Le casse-tête qui pourrait coûter cher à Angela Merkel : l’intégration sur le marché du travail de 1,3 million de demandeurs d’asile arrivés depuis 2014. Officiellement, 346 000 sont en recherche d’emploi.

Au départ, les grands patrons se sont montrés enthousiastes en raison de la pénurie de main-d’œuvre. Depuis, le réalisme a pris le dessus. « Cela dure longtemps et coûte beaucoup d’argent » d’intégrer les demandeurs d’asile sur le marché du travail, a reconnu le patron de l’Agence pour l’emploi, Frank-Jürgen Weise. Outre les barrières administratives, le niveau des migrants va vite faire déchanter les autorités allemandes.

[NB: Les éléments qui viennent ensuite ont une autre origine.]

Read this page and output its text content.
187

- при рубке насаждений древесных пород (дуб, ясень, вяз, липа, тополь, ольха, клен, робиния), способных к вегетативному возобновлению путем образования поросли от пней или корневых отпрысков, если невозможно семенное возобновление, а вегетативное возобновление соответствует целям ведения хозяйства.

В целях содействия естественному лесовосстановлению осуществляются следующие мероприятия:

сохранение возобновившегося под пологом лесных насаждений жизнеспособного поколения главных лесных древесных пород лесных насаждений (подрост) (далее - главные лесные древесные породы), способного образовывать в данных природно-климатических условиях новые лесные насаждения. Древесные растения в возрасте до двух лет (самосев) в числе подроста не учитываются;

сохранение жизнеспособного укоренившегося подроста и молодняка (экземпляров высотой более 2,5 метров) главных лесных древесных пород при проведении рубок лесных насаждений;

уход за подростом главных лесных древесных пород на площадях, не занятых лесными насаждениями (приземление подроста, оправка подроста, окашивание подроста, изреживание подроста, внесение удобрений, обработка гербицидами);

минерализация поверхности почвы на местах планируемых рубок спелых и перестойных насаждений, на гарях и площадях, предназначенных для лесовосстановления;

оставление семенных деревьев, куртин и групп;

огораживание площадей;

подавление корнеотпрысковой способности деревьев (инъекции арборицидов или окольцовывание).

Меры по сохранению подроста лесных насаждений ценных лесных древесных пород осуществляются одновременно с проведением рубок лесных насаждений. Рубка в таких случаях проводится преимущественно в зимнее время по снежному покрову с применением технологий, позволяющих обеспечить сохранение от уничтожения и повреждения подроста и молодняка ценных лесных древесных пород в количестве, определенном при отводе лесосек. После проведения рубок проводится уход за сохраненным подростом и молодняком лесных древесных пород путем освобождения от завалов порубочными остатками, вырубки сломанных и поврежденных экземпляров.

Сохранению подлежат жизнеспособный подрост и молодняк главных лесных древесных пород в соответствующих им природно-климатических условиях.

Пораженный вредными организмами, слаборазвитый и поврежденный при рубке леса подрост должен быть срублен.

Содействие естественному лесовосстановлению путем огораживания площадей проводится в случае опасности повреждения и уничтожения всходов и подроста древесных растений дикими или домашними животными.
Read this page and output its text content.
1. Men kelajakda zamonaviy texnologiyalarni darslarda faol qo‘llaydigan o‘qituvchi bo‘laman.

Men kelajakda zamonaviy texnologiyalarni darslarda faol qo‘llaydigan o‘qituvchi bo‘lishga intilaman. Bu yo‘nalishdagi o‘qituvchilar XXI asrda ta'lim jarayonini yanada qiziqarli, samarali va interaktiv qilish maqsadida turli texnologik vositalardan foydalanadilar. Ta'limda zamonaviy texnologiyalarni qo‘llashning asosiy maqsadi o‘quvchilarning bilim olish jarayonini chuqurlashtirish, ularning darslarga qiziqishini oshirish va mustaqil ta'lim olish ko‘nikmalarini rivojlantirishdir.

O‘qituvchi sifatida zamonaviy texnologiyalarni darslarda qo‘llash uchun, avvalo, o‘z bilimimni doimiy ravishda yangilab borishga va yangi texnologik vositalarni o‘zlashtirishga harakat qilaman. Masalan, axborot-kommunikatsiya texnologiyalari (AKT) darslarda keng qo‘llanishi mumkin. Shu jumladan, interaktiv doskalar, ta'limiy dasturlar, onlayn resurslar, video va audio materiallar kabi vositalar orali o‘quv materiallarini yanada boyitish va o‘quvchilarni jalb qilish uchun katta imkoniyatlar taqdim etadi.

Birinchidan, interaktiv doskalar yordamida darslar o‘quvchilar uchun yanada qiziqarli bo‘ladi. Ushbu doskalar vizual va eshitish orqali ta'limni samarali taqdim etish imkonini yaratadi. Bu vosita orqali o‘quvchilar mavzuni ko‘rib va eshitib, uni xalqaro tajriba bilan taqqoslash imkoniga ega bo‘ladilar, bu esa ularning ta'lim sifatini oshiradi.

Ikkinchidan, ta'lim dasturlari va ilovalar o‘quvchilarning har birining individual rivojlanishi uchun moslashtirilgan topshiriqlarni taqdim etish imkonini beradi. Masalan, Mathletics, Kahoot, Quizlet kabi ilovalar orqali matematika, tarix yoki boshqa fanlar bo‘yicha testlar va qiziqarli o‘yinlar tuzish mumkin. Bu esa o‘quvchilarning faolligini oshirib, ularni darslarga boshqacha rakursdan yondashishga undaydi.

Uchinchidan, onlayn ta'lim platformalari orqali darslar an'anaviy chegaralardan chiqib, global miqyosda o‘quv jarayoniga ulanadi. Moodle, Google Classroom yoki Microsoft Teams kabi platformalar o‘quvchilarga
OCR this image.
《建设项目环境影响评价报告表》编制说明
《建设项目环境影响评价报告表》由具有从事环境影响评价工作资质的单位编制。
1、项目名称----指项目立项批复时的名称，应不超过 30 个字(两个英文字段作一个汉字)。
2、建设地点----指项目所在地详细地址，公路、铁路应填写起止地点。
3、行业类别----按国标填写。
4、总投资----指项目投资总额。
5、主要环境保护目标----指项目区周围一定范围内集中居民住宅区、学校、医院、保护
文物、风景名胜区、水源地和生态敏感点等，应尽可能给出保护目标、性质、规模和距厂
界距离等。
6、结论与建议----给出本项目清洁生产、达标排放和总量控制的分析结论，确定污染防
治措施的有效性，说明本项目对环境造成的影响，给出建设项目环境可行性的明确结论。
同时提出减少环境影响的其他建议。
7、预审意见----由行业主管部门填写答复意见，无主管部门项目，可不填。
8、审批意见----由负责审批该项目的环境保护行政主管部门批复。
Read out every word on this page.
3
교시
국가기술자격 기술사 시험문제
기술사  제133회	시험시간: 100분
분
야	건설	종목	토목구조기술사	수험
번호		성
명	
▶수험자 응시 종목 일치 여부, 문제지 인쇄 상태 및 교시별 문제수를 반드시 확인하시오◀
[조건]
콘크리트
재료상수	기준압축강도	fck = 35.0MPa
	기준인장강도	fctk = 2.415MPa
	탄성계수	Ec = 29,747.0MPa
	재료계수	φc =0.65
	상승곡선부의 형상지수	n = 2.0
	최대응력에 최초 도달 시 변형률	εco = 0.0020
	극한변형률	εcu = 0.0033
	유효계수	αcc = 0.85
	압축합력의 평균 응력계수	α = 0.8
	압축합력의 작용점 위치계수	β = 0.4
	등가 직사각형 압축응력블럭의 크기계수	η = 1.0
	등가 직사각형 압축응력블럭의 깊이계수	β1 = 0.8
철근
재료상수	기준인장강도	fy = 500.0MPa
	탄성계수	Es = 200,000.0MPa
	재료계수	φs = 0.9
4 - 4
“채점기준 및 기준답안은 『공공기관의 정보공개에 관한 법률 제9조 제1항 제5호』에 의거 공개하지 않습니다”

Autriche. Il a beau être parlementaire socialiste, le ministre de la Défense d’Autriche Hans Peter Doskozil n’accepte pas le discours lénifiant sur l’accueil des réfugiés d’Angela Merkel. Sa politique d’accueil est « irresponsable », a-t-il déclaré, en l’accusant des problèmes actuels de l’Autriche avec ses propres migrants, arrivés à la faveur de la chaleureuse invitation de la chancelière allemande l’an dernier.

Finlande. Préoccupée par le regain d’activité russe dans la région et les agissements de Moscou, la Finlande, tout en défendant son statut de pays non-aligné, négocie actuellement avec les États-Unis un accord de défense qu’elle espère conclure à l’automne avant les élections américaines. Sans pour autant, affirme le ministre des Affaires étrangères, devenir membre de l’Otan.

Angleterre. Inquiétude des Anglais suite aux propos d’Alain Juppé et de Nicolas Sarkozy sur la remise en cause des accords du Touquet concernant la gestion de la frontière britannique sur le territoire français. Xavier Bertrand, de son côté, plaide pour que les Britanniques se chargent de renvoyer les demandeurs d’asile refusés chez eux. Affaire à suivre.

Espagne. Sans surprise, c’est le « non » qui l’a emporté au Parlement espagnol, empêchant l’investiture de Mariano Rajoy. Le leader du Parti populaire (PP), qui est toujours président du gouvernement par intérim, n’a obtenu que 170 voix, à 6 voix des 176 nécessaires pour remporter la majorité absolue et former un nouveau gouvernement.

Si, dans un délai de deux mois, aucune solution n’est trouvée, alors, selon la Constitution, le Parlement sera dissous et les Espagnols convoqués pour une troisième élection.